By Mark Spooner | March 20, 2026
In May 2025, the Fairfax County Times reported that the School Board, at a closed meeting in February, had secretly authorized its members to hire personal “staff directors” at salaries exceeding $120,000 per year. Fairfax Schools Monitor was concerned because Virginia law requires all discussions of subjects like this to be made open meetings, not behind closed doors. Another concern was that the reported salaries, for positions that wouldn’t even require a college degree, would exceed the salaries of almost all FCPS teachers. The timing suggested that the Board may have been trying to avoid scrutiny of self-serving spending while budgetary constraints were forcing FCPS to pare back raises for teachers and other employees.
For these reasons, we decided to seek more information about what had occurred. Our inquiries were met with silence, stonewalling and denials.
We began by sending emails to four of the Board members (then-Braddock representative Sizemore-Heizer and at-large members McDaniel, McElveen and Moon), asking whether they had authorized the new positions and, if so, whether this had been done in an open session of the Board. None of the four would answer these simple questions, even after follow-up inquiries.
We then submitted a Freedom of Information Act (FOIA) request for relevant documents. This was stonewalled by the FCPS Division Counsel, John Foster, who claimed the Board considered no documents, other than ones exempted by law from disclosure, in connection with the staff director positions.
We then filed suit in Circuit Court. At trial, Mr. Foster admitted there had been a closed meeting in February, but he claimed the meeting did not involve any discussion or decision by the Board members about hiring new staff aides. He claimed that any decisions regarding the need for additional personnel would have been made by the human resources department and/or by the FCPS Superintendent, not by the Board.
Mr. Foster’s denials didn’t ring true. Public records show that whereas each Board member had one personal “staff aide” in 2024, they were hiring additional “staff directors” at the $120,000+ salaries in the spring of 2025, shortly after the closed meeting in February. The total payroll of staffers reporting directly to the Board members almost doubled as a result, increasing from $1,198,340 at the end of 2024 to $2,226,831 for the 2025-26 school year. Wouldn’t the Board necessarily have been involved in deliberations about this, since the added employees would be reporting directly to them? Nevertheless, given Mr. Foster’s sworn testimony, the court ruled we hadn’t proven that FCPS failed to produce documents required to be disclosed under FOIA.

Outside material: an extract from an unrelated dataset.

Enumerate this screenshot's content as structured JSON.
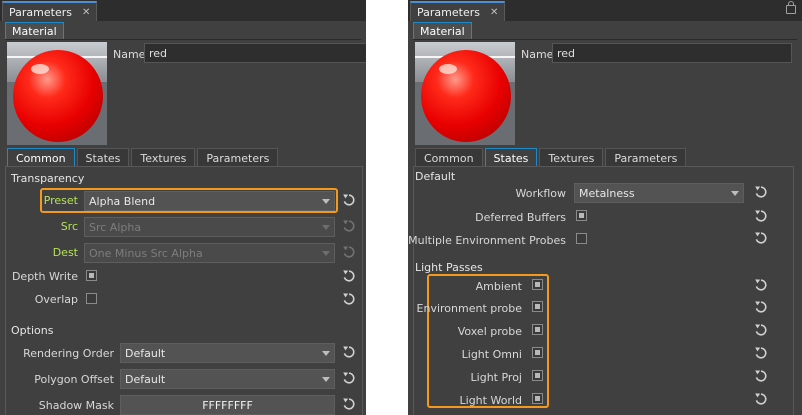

Fairfax Schools Monitor reported on these efforts in two prior articles, here and here. It seemed we had exhausted what could be done to uncover what had really happened.
But just recently, out of the blue, FCPS has finally acknowledged that the School Board did engage in closed-door self-dealing regarding its staffing.
The agenda materials for the recent February 26, 2026 meeting of the School Board contain a summary of how the Board has utilized its “flexibility reserve fund” in recent years. It discloses that the fund was used last year to pay for the expensive aides to the Board members. According to the FCPS document, the Board approved this action at a closed meeting in February 2025. Finally!
The approval at a non-public meeting was a blatant violation of Virginia’s open meetings statute. Perhaps this revelation was inadvertent. Members of big bureaucracies don’t always know what has been previously denied by other members of the organization. But the truth can’t now be put back in the bottle.
The Board members should admit their wrongdoing and apologize. Budget issues should be decided with candor and tough decisions in public, not deception and self-dealing in secret, unlawful meetings. Citizens, teachers and other employees of FCPS deserve leaders who hold themselves to a higher standard than how they acted in this case.
In addition, Mr. Foster should be fired. He violated his duty to ensure that Board decisions are made in public; he abused his FOIA obligations; and he misled the public and the court with his sworn testimony.
I spoke about these issues at last evening’s meeting of the School Board. [The video of the meeting is here; my statement begins at the 32:06 time-stamp.]